I was panic-stricken. As I ran along the corridor I was confident that the mysterious intruder and probable murderer had been found, and that he lay dead or dying at the foot of the chute. I got down the staircase somehow, and through the kitchen to the basement stairs. Mr. Jamieson had been before me, and the door stood open. Liddy was standing in the middle of the kitchen, holding a frying-pan by the handle as a weapon.

"Don't go down there," she yelled, when she saw me moving toward the basement stairs. "Don't you do it, Miss Rachel. That Jamieson's down there now. There's only trouble comes of hunting ghosts; they lead you into bottomless pits and things like that. Oh, Miss Rachel, don't—" as I tried to get past her.

She was interrupted by Mr. Jamieson's reappearance. He ran up the stairs two at a time, and his face was flushed and furious.

"The whole place is locked," he said angrily. "Where's the laundry key kept?"

"It's kept in the door," Liddy snapped. "That whole end of the cellar is kept locked, so nobody can get at the clothes, and then the key's left in the door? so that unless a thief was as blind as—as some detectives, he could walk right in."

"Liddy," I said sharply, "come down with us and turn on all the lights."

She offered her resignation, as usual, on the spot, but I took her by the arm, and she came along finally. She switched on all the lights and pointed to a door just ahead.

"That's the door," she said sulkily. "The key's in it."

But the key was not in it. Mr. Jamieson shook it, but it was a heavy door, well locked. And then he stooped and began punching around the keyhole with the end of a lead-pencil. When he stood up his face was exultant.

"It's locked on the inside," he said in a low tone. "There is somebody in there."

"Lord have mercy!" gasped Liddy, and turned to run.
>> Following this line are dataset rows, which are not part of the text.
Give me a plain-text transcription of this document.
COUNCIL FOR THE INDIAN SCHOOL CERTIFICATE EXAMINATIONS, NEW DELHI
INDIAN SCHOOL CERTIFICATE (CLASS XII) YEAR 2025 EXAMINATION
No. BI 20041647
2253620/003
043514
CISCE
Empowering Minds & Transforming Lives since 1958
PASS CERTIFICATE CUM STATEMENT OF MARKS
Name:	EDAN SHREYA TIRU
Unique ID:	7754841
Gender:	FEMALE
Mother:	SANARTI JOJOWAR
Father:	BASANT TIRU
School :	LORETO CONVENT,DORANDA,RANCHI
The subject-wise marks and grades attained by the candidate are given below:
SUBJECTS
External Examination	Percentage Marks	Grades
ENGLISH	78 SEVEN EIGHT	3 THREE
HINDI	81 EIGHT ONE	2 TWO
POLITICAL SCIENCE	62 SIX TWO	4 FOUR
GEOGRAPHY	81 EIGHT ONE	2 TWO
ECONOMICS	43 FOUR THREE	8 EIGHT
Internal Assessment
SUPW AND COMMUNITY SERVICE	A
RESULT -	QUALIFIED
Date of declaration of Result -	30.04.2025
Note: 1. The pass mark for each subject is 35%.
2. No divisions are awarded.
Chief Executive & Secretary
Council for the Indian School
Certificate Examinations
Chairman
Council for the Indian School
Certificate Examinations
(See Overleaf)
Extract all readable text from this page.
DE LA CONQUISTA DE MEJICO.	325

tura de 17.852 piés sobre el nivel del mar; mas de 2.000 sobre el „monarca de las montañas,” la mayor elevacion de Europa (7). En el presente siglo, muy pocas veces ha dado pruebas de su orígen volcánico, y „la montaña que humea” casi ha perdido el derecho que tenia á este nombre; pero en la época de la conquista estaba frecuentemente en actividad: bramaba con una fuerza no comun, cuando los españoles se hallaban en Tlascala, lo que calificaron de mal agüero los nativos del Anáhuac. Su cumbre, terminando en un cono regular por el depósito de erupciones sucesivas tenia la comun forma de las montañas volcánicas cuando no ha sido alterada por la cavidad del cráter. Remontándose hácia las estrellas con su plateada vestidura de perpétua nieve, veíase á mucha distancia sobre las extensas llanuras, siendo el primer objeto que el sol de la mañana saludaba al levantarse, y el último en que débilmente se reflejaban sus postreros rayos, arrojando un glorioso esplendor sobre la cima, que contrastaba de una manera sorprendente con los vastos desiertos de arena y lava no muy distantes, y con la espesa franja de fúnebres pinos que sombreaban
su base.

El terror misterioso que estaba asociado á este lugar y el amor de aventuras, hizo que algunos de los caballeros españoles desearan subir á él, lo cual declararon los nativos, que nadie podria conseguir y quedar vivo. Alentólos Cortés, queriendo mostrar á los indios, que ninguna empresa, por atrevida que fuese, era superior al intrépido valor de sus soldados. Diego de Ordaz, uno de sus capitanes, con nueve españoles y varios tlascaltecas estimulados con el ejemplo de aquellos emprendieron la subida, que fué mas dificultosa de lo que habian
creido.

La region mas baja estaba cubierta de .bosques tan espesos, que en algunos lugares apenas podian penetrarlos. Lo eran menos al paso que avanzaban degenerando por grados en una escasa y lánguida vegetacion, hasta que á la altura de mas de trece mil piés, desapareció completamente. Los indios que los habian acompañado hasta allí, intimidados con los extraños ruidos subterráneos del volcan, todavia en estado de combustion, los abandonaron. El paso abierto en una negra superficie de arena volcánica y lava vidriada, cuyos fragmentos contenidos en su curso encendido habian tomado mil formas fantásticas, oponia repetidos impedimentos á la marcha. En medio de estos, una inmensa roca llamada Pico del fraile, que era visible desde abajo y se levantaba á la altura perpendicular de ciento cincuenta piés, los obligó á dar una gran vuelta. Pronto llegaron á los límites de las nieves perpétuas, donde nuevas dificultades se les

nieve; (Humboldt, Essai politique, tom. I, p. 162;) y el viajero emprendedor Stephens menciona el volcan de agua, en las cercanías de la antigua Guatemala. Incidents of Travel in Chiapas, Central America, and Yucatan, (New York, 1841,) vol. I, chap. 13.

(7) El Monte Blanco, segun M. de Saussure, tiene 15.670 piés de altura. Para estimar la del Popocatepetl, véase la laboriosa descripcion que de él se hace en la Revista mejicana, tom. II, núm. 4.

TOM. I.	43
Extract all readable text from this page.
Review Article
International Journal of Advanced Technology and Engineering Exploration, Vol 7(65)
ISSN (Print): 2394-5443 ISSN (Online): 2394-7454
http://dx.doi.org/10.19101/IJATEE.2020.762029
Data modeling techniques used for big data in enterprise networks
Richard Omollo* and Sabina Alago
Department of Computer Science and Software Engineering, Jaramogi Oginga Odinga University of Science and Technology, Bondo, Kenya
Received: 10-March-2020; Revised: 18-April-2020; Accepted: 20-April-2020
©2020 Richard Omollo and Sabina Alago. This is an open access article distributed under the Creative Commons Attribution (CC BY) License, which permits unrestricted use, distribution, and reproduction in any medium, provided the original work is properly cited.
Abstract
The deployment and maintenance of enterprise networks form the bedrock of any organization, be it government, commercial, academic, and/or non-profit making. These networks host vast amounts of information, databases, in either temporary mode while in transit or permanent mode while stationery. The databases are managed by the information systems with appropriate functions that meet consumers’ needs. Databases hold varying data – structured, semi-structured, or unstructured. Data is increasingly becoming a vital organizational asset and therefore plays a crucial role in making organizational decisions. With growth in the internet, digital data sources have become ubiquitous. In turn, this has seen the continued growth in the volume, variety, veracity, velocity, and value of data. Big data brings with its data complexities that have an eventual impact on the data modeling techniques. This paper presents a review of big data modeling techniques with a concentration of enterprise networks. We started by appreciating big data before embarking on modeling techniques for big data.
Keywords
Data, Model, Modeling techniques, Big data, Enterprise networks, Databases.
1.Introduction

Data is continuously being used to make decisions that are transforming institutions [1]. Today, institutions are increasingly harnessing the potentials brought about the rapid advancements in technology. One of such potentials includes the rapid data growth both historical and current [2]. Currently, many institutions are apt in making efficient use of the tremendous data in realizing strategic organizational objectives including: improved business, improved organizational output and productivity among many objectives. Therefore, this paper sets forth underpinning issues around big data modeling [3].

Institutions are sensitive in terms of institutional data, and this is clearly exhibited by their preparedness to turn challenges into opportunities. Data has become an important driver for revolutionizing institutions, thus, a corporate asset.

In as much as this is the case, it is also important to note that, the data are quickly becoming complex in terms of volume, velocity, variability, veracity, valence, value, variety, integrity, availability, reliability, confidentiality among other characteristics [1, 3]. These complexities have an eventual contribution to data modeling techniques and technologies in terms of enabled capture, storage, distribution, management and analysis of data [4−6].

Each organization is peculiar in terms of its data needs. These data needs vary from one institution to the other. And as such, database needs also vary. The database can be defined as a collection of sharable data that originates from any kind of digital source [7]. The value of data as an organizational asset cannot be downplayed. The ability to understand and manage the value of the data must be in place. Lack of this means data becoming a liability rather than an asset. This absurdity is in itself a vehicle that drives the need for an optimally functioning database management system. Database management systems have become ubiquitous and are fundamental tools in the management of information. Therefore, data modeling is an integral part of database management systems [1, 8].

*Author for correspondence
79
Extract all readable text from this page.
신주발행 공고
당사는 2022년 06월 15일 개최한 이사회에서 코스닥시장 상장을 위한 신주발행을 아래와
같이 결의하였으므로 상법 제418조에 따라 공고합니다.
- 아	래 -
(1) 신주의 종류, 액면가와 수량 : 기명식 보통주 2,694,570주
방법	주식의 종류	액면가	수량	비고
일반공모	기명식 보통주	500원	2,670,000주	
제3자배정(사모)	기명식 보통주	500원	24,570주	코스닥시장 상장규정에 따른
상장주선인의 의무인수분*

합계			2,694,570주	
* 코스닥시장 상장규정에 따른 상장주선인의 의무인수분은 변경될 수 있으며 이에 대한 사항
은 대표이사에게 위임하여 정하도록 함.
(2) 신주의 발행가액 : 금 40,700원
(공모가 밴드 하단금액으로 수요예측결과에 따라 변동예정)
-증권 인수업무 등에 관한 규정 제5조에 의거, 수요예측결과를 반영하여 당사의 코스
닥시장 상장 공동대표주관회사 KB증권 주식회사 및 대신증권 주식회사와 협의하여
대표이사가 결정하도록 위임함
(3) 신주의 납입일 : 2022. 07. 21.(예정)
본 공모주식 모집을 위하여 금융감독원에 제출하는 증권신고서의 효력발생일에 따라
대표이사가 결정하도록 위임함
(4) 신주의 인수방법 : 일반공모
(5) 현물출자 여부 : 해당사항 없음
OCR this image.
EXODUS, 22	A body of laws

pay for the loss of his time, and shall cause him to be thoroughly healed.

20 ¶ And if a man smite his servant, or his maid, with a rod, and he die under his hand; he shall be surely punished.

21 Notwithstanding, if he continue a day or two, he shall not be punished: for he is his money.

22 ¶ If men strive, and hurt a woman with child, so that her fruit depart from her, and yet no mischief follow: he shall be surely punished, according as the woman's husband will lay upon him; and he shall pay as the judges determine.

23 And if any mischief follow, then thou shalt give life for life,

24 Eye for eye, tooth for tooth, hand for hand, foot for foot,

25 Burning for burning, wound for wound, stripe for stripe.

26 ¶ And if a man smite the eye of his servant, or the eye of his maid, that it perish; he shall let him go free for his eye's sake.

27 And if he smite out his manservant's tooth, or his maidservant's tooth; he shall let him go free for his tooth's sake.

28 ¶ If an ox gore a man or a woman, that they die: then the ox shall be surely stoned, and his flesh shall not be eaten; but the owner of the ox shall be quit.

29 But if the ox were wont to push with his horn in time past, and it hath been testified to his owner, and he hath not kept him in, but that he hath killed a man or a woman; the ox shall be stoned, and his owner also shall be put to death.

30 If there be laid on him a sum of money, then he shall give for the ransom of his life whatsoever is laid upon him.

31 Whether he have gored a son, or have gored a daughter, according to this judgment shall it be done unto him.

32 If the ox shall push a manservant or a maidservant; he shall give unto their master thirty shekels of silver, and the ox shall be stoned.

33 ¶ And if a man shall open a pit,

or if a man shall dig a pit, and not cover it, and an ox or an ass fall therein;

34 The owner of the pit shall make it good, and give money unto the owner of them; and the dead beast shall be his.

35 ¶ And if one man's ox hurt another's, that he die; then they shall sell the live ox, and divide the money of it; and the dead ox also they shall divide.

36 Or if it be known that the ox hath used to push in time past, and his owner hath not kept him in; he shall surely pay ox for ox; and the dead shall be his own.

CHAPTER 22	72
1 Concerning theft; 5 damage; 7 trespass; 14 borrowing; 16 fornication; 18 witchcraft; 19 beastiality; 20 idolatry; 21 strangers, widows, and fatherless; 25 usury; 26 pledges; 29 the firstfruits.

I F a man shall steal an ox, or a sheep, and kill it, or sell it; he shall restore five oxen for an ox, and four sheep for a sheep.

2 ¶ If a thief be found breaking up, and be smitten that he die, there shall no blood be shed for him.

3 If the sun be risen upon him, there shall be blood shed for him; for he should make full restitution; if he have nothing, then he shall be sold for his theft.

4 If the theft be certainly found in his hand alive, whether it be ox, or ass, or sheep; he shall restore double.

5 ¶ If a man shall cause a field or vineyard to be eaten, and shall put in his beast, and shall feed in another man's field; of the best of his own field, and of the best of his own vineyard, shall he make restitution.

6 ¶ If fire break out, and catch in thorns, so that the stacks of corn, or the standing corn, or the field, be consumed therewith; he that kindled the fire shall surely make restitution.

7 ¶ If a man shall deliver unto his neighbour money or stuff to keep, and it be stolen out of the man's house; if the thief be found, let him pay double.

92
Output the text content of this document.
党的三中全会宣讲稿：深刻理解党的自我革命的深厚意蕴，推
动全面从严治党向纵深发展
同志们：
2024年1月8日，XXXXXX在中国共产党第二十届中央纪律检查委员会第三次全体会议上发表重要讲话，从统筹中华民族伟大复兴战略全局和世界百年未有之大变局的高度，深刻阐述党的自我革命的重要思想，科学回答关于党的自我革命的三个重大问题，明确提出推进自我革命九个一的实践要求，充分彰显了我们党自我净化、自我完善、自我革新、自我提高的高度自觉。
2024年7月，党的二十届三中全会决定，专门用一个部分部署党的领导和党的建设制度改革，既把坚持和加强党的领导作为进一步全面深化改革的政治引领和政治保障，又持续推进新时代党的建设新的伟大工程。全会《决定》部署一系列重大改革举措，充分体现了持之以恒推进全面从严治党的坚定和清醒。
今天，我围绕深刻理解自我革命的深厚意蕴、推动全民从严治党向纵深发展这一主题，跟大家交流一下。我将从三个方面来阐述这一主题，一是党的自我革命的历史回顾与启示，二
"Liddy," I called, "go through the house at once and see who is missing, or if any one is. We'll have to clear this thing at once. Mr. Jamieson, if you will watch here I will go to the lodge and find Warner. Thomas would be of no use. Together you may be able to force the door."

"A good idea," he assented. "But—there are windows, of course, and there is nothing to prevent whoever is in there from getting out that way."

"Then lock the door at the top of the basement stairs," I suggested, "and patrol the house from the outside."

We agreed to this, and I had a feeling that the mystery of Sunnyside was about to be solved. I ran down the steps and along the drive. Just at the corner I ran full tilt into somebody who seemed to be as much alarmed as I was. It was not until I had recoiled a step or two that I recognized Gertrude, and she me.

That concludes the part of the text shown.